Later we went out, partly to get out of the way of the hedge man, to the supermarket and DIY store, and decided to try the little lunchtime restaurant near to the bio* co-op shop. They offer a hot meat main dish and a vegetarian one, and a self-service bar for cold entrées and desserts; wholly vegetarian restaurants don't seem to exist here, or not beyond Paris anyway, and bio shops always have a meat counter and are light on the dried legumes compared to their British equivalents. We had the vegetarian option, a generous and crusty lentil loaf on a bed of carrots and cauli and that funny fractal broccoli in a creamy sauce, with a good green side salad with bright shreds of raw coloured carrot, and nice fruit and nut bread with an interesting sort of nutty veggy pâté instead of butter. Proper vegetarian food, in fact, unusual here: substantial, colourful and tasty, and very reasonably priced. Turned out the chap in charge was an old hippy Canadian, and the woman chef also seemed to be anglophone, but they clearly had a happy, mixed regular clientèle of local people, men in suits as well as beards, and young families with babies and smart women lunching alone.

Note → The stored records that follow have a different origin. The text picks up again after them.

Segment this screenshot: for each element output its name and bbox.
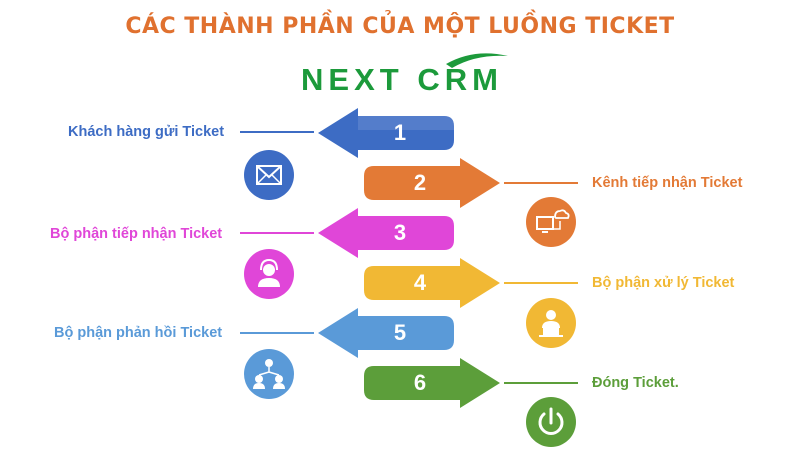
step-6-label: Đóng Ticket. <box>592 375 679 391</box>
power-icon <box>538 407 564 435</box>
step-2-label: Kênh tiếp nhận Ticket <box>592 175 743 191</box>
logo-swoosh <box>446 53 508 68</box>
step-3-icon-circle <box>244 249 294 299</box>
step-1-number: 1 <box>393 120 407 145</box>
step-6-connector <box>504 382 578 384</box>
step-2-connector <box>504 182 578 184</box>
step-2-icon-circle <box>526 197 576 247</box>
support-agent-icon <box>258 258 280 287</box>
step-3-arrow: 3 <box>318 208 454 258</box>
step-6-icon-circle <box>526 397 576 447</box>
step-5-connector <box>240 332 314 334</box>
step-1-arrow: 1 <box>318 108 454 158</box>
step-4-connector <box>504 282 578 284</box>
page-title: CÁC THÀNH PHẦN CỦA MỘT LUỒNG TICKET <box>125 14 675 39</box>
user-laptop-icon <box>539 310 563 337</box>
nextcrm-logo: NEXT CRM <box>296 52 508 100</box>
logo-text: NEXT CRM <box>301 62 503 97</box>
step-3-connector <box>240 232 314 234</box>
step-5-label: Bộ phận phản hồi Ticket <box>54 325 223 341</box>
computer-cloud-icon <box>536 209 570 233</box>
step-3-label: Bộ phận tiếp nhận Ticket <box>50 226 223 242</box>
step-6-arrow: 6 <box>364 358 500 408</box>
envelope-icon <box>256 165 282 185</box>
step-5-number: 5 <box>393 320 407 345</box>
step-3-number: 3 <box>393 220 407 245</box>
step-1-label: Khách hàng gửi Ticket <box>68 124 225 140</box>
step-4-arrow: 4 <box>364 258 500 308</box>
step-5-arrow: 5 <box>318 308 454 358</box>
step-4-label: Bộ phận xử lý Ticket <box>592 275 735 291</box>
step-4-icon-circle <box>526 298 576 348</box>
step-1-connector <box>240 131 314 133</box>
step-2-arrow: 2 <box>364 158 500 208</box>
step-2-number: 2 <box>413 170 427 195</box>
team-network-icon <box>253 359 285 389</box>
step-1-icon-circle <box>244 150 294 200</box>
step-5-icon-circle <box>244 349 294 399</box>
step-4-number: 4 <box>413 270 427 295</box>
step-6-number: 6 <box>413 370 427 395</box>
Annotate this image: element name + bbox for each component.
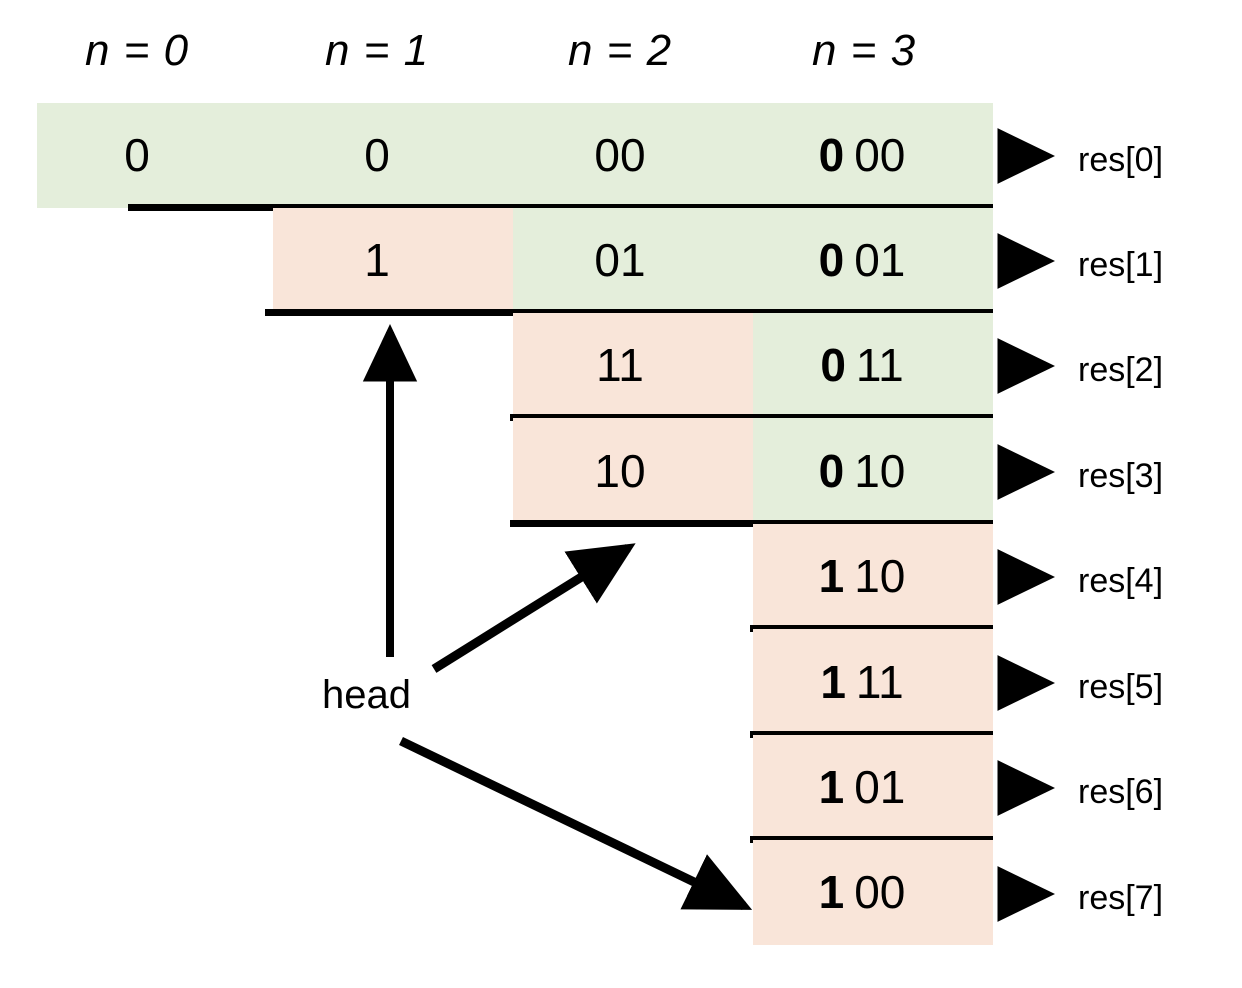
result-label-res3: res[3] <box>1078 457 1164 495</box>
cell-digit-lead: 1 <box>818 550 845 602</box>
cell-n3-row7 <box>753 840 993 945</box>
result-label-res0: res[0] <box>1078 141 1164 179</box>
column-header-n1: n = 1 <box>324 26 430 75</box>
cell-digits-rest: 00 <box>854 129 906 181</box>
cell-digits-rest: 11 <box>855 656 904 708</box>
cell-digits-rest: 00 <box>594 129 646 181</box>
cell-text-n2-row3: 10 <box>520 448 720 494</box>
column-header-n0: n = 0 <box>84 26 190 75</box>
cell-digits-rest: 1 <box>364 234 390 286</box>
cell-text-n0-row0: 0 <box>37 132 237 178</box>
cell-digits-rest: 00 <box>854 866 906 918</box>
row-rule-2 <box>510 414 993 421</box>
cell-n3-row6 <box>753 735 993 840</box>
cell-digits-rest: 11 <box>855 339 904 391</box>
head-label: head <box>322 673 411 717</box>
cell-n2-row2 <box>513 313 753 418</box>
cell-text-n2-row2: 11 <box>520 342 720 388</box>
row-rule-1 <box>265 309 993 316</box>
cell-digit-lead: 0 <box>818 234 845 286</box>
cell-text-n1-row1: 1 <box>277 237 477 283</box>
head-pointer-n3 <box>399 736 753 911</box>
cell-digit-lead: 1 <box>820 656 846 708</box>
column-header-n3: n = 3 <box>811 26 917 75</box>
result-label-res6: res[6] <box>1078 773 1164 811</box>
cell-digits-rest: 10 <box>854 550 906 602</box>
row-rule-4 <box>750 625 993 632</box>
head-pointer-n2 <box>431 543 636 673</box>
cell-n1-row1 <box>273 208 513 313</box>
cell-digits-rest: 0 <box>124 129 150 181</box>
row-rule-5 <box>750 731 993 738</box>
cell-n0-row0 <box>37 103 993 208</box>
cell-n3-row5 <box>753 629 993 735</box>
cell-digit-lead: 1 <box>818 866 845 918</box>
row-rule-3 <box>510 520 993 527</box>
cell-digits-rest: 11 <box>596 339 644 391</box>
cell-digits-rest: 0 <box>364 129 390 181</box>
cell-digits-rest: 10 <box>594 445 646 497</box>
cell-n3-row2 <box>753 313 993 418</box>
result-label-res2: res[2] <box>1078 351 1164 389</box>
row-rule-0 <box>128 204 993 211</box>
result-label-res5: res[5] <box>1078 668 1164 706</box>
result-label-res4: res[4] <box>1078 562 1164 600</box>
cell-digits-rest: 01 <box>854 761 906 813</box>
cell-digits-rest: 01 <box>854 234 906 286</box>
cell-digits-rest: 10 <box>854 445 906 497</box>
result-label-res7: res[7] <box>1078 879 1164 917</box>
cell-digit-lead: 0 <box>820 339 846 391</box>
cell-n3-row3 <box>753 418 993 524</box>
cell-digit-lead: 0 <box>818 129 845 181</box>
cell-digits-rest: 01 <box>594 234 646 286</box>
cell-digit-lead: 1 <box>818 761 845 813</box>
cell-text-n2-row1: 01 <box>520 237 720 283</box>
result-label-res1: res[1] <box>1078 246 1164 284</box>
row-rule-6 <box>750 836 993 843</box>
cell-digit-lead: 0 <box>818 445 845 497</box>
cell-n2-row3 <box>513 418 753 524</box>
cell-text-n2-row0: 00 <box>520 132 720 178</box>
column-header-n2: n = 2 <box>567 26 673 75</box>
cell-n2n3-row1 <box>513 208 993 313</box>
cell-text-n1-row0: 0 <box>277 132 477 178</box>
cell-n3-row4 <box>753 524 993 629</box>
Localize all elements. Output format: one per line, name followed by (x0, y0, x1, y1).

There was a kind of urn with a ladle, and some cups beside it. I asked if it was soup. No, said the Canadian, it's just hot water, with sachets of tisane and sugar you can help yourself to. In the summer he does chilled water with slices of lemon and cucumber and other fruit, in the winter the hot drinks. The French mostly don't eat breakfast, he remarked, by late morning a lot of people come in here thirsty and tired and grateful for a hot sweet drink, and everyone likes something for free.
Our trip to the DIY store proved less successful; the new plug fitting for the kitchen sink turned out to be the wrong size. However, I did procure these microfibre dusting gloves:
Soft and fluffy and a very funky purple (there were other colours), one simply slips them on and runs them over all one's surfaces and treasured objets and bibelots, then go outside and clap your hands! I didn't know dusting could be such fun. These are the second pair of fit-for-purpose gloves I have lately acquired, the others are these gardening gloves, the best ever:
Not quite sure what they're made of, some kind of synthetic, reinforced rubbery coating over a knit textile base, but they're lighter and more supple than the softest leather and tougher than the thickest, withstanding even the berberis thorns within reason, and quite waterproof without being sweaty.
Good innovation in design in small things is something to rejoice in.
Got the blood tests back from the pharmacy this evening, everything seems to be OK, except my cholesterol is slightly up, so perhaps I should eat nut pâté instead of butter more often.
* that's short for biologique, the equivalent of 'organic', and just as semantically silly. Also pronounced like B.O., which I've just about stopped tittering and making puerile jokes about.